Le plus gros problème aujourd’hui auquel on est confronté en France, mais qui est bien pire ici, c’est celui de la stigmatisation des personnes contaminées. Elle a pour conséquence le fait que les gens ne veulent pas se faire dépister, parce qu’ils appréhendent beaucoup plus le risque de la stigmatisation. Bien que le traitement soit plus au moins disponible, les gens refusent de se faire traiter, parce qu’ils ont trop peur qu’on les identifie. De nombreuses personnes préfèrent mourir plutôt qu’on apprenne qu’elles ont une contamination par le VIH. Le moyen d’échapper à cette loi est de ne pas se faire dépister, et si on ne sait pas, on n’est pas condamnable.

Or ce n’est pas ce qu’on recherche en santé publique. L’objectif, c’est que le maximum de personnes puissent se faire dépister, pour être des acteurs de la prévention. Mais pour y parvenir, il faut arriver à dire qu’on est contaminé. Une personne qui se sait contaminée doit tout faire pour ne pas transmettre, mais pour ça, il faut lui en donner les moyens. Et les moyens pour qu’elle soit responsable, c’est que la société ne la rejette et ne la considère pas comme un coupable.

Adopter une telle loi dans un pays comme le Burkina, est-ce, selon vous, opportun ?

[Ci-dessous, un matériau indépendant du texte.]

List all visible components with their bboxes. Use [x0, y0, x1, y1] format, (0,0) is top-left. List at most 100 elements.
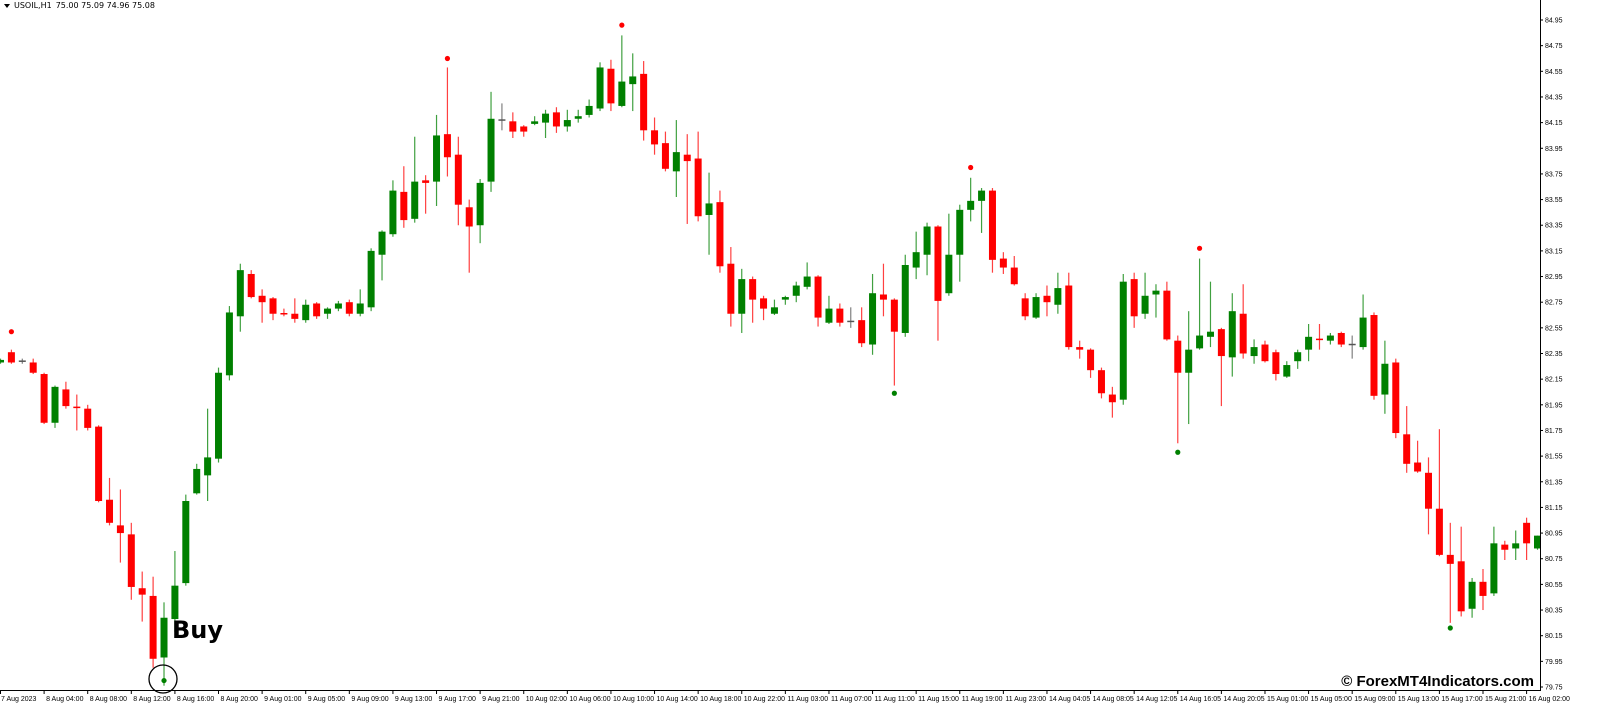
candle-body: [1424, 472, 1432, 509]
candle: [1130, 272, 1138, 328]
price-tick-label: 82.75: [1545, 300, 1563, 307]
candle-body: [716, 202, 724, 267]
price-tick-label: 82.35: [1545, 351, 1563, 358]
candle-body: [1054, 288, 1062, 305]
candle-body: [1305, 336, 1313, 350]
candle-body: [138, 588, 146, 595]
candle-body: [84, 408, 92, 428]
candle-body: [509, 121, 517, 132]
price-tick-label: 84.35: [1545, 94, 1563, 101]
candle-body: [1130, 279, 1138, 317]
candle: [1479, 568, 1487, 611]
time-tick-label: 8 Aug 16:00: [177, 696, 214, 703]
candle: [770, 299, 778, 316]
candle-body: [1152, 290, 1160, 295]
candle: [705, 172, 713, 255]
time-tick-label: 15 Aug 21:00: [1485, 696, 1526, 703]
candle-body: [127, 534, 135, 587]
candle-body: [607, 68, 615, 104]
candle-body: [890, 299, 898, 332]
candle-body: [814, 276, 822, 318]
candle-body: [1065, 285, 1073, 348]
candle: [411, 136, 419, 223]
candle: [978, 188, 986, 233]
candle-body: [422, 180, 430, 183]
price-tick-label: 80.55: [1545, 582, 1563, 589]
candle: [225, 306, 233, 381]
candle-body: [945, 254, 953, 294]
candle: [901, 254, 909, 337]
candle: [520, 125, 528, 137]
candle-body: [7, 352, 15, 363]
candle-body: [574, 116, 582, 119]
candle: [1370, 312, 1378, 400]
candle: [236, 263, 244, 332]
watermark: © ForexMT4Indicators.com: [1341, 673, 1534, 690]
time-tick-label: 10 Aug 14:00: [657, 696, 698, 703]
candle-body: [1206, 331, 1214, 337]
time-tick-label: 15 Aug 01:00: [1267, 696, 1308, 703]
candle-body: [29, 362, 37, 373]
time-tick-label: 9 Aug 17:00: [439, 696, 476, 703]
time-tick-label: 10 Aug 22:00: [744, 696, 785, 703]
buy-signal-dot: [891, 390, 897, 396]
time-tick-label: 10 Aug 10:00: [613, 696, 654, 703]
candle: [1501, 540, 1509, 561]
candle-body: [116, 525, 124, 534]
price-tick-label: 80.95: [1545, 531, 1563, 538]
candle: [138, 571, 146, 622]
candle-body: [738, 279, 746, 314]
candle: [1108, 386, 1116, 418]
candle: [62, 381, 70, 409]
candle: [1185, 311, 1193, 425]
candle-body: [770, 307, 778, 314]
candle: [1152, 284, 1160, 318]
candle-body: [1326, 335, 1334, 341]
candle-body: [901, 264, 909, 333]
candle: [313, 302, 321, 319]
price-axis[interactable]: 84.95 84.75 84.55 84.35 84.15 83.95 83.75 83.55…: [1540, 18, 1563, 692]
candle: [334, 300, 342, 312]
candle-body: [476, 182, 484, 226]
candle: [1523, 517, 1531, 561]
candle: [1261, 340, 1269, 363]
candle-body: [1283, 365, 1291, 377]
time-tick-label: 14 Aug 04:05: [1049, 696, 1090, 703]
candle: [563, 109, 571, 132]
candle-body: [879, 294, 887, 300]
candle-body: [781, 297, 789, 300]
candle: [1087, 348, 1095, 378]
price-tick-label: 81.35: [1545, 479, 1563, 486]
candle: [585, 99, 593, 118]
candle-body: [1501, 544, 1509, 550]
candle-body: [465, 207, 473, 227]
candle-body: [596, 67, 604, 109]
candle-body: [1490, 543, 1498, 594]
candle: [1359, 294, 1367, 350]
candle: [1305, 323, 1313, 362]
candle-body: [923, 226, 931, 255]
candle-body: [1087, 349, 1095, 371]
candle: [1283, 361, 1291, 378]
candle-body: [1446, 554, 1454, 564]
time-tick-label: 14 Aug 16:05: [1180, 696, 1221, 703]
candle: [988, 188, 996, 273]
candle: [356, 289, 364, 317]
candle-body: [1174, 340, 1182, 373]
triangle-down-icon[interactable]: [4, 3, 10, 8]
candle: [945, 213, 953, 296]
candle-body: [1414, 462, 1422, 472]
time-axis[interactable]: 7 Aug 2023 8 Aug 04:00 8 Aug 08:00 8 Aug 12…: [0, 690, 1570, 703]
candle: [1272, 349, 1280, 381]
candle-body: [1272, 352, 1280, 375]
candle-body: [1043, 295, 1051, 303]
candle-body: [106, 499, 114, 523]
candle-body: [1010, 267, 1018, 285]
candle: [378, 230, 386, 281]
candle: [193, 463, 201, 495]
candle-body: [1534, 535, 1541, 549]
candle: [116, 489, 124, 563]
candle-body: [683, 154, 691, 162]
candle: [825, 295, 833, 324]
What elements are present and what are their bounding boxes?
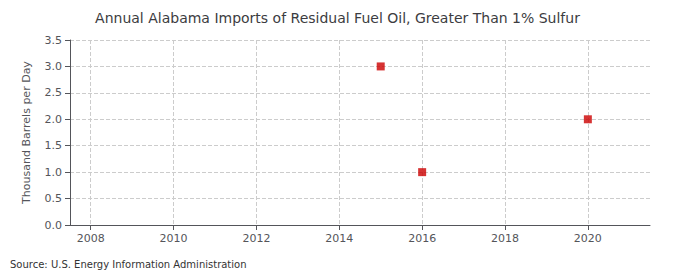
- svg-text:2016: 2016: [408, 232, 436, 245]
- svg-text:2018: 2018: [491, 232, 519, 245]
- svg-text:2.0: 2.0: [45, 113, 63, 126]
- svg-text:Thousand Barrels per Day: Thousand Barrels per Day: [20, 61, 33, 205]
- svg-text:1.0: 1.0: [45, 166, 63, 179]
- svg-text:1.5: 1.5: [45, 139, 63, 152]
- svg-text:2014: 2014: [325, 232, 353, 245]
- svg-text:3.5: 3.5: [45, 34, 63, 47]
- svg-text:2012: 2012: [242, 232, 270, 245]
- svg-text:0.0: 0.0: [45, 219, 63, 232]
- svg-text:3.0: 3.0: [45, 60, 63, 73]
- svg-text:2.5: 2.5: [45, 86, 63, 99]
- svg-text:Annual Alabama Imports of Resi: Annual Alabama Imports of Residual Fuel …: [95, 10, 580, 26]
- svg-text:Source: U.S. Energy Informatio: Source: U.S. Energy Information Administ…: [10, 259, 247, 270]
- svg-text:2020: 2020: [574, 232, 602, 245]
- svg-text:0.5: 0.5: [45, 192, 63, 205]
- svg-text:2010: 2010: [160, 232, 188, 245]
- svg-text:2008: 2008: [77, 232, 105, 245]
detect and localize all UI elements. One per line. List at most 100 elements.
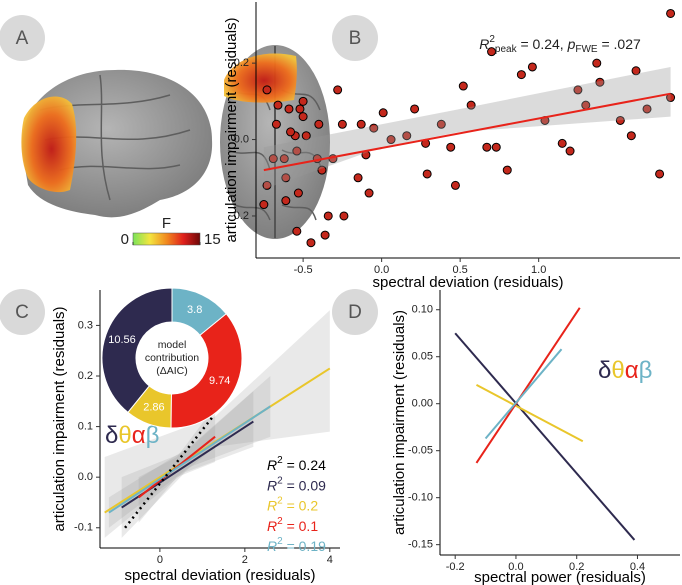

Une telle loi est franchement inopportune à un moment où le principal objectif devrait être la lutte contre la stigmatisation, la solidarité vis-à-vis des patients, l’accès universel au traitement et son corollaire qui est de permettre cet accès, en rendant des médicaments gratuits, c’est-à-dire de faire accepter à la société que la santé individuelle est un bien collectif. Cette loi est à contre-courant de ce que l’on souhaite. La maladie, ce n’est pas une faute, même si dans certaines cultures on considère que c’est une punition. C’est juste un virus.

Cette loi est donc inappropriée puisque non seulement cela ne va pas régler le problème, mais en plus, c’est contre-productif ; et cela va à l’encontre de ce qu’on recherche, qui est bien le contraire de stigmatiser les malades. La première chose à faire pour renforcer la prévention, c’est se faire dépister. Mais est-ce que cette loi va favoriser le dépistage ? Non, puisque qu’elle dit que si vous ne savez pas, vous ne serez pas puni ; mais que par contre si vous savez, vous le serez. Le plus simple, ce n’est pas de savoir.

Ensuite, cette loi dit, si vous transmettez, vous serez puni, mais en France, la moitié des couples sérodifférents, comme on le dit, le font en toute conscience. Enfin, elle est inapplicable, puisque comment allez-vous prouver que l’un a été contaminé avant l’autre ? Déjà en France, on a du mal avec toutes les méthodes, à le démontrer, parce qu’il faut avancer la preuve qu’il y a eu un test négatif avant, que l’autre était positif avant, et qui était le premier contaminé.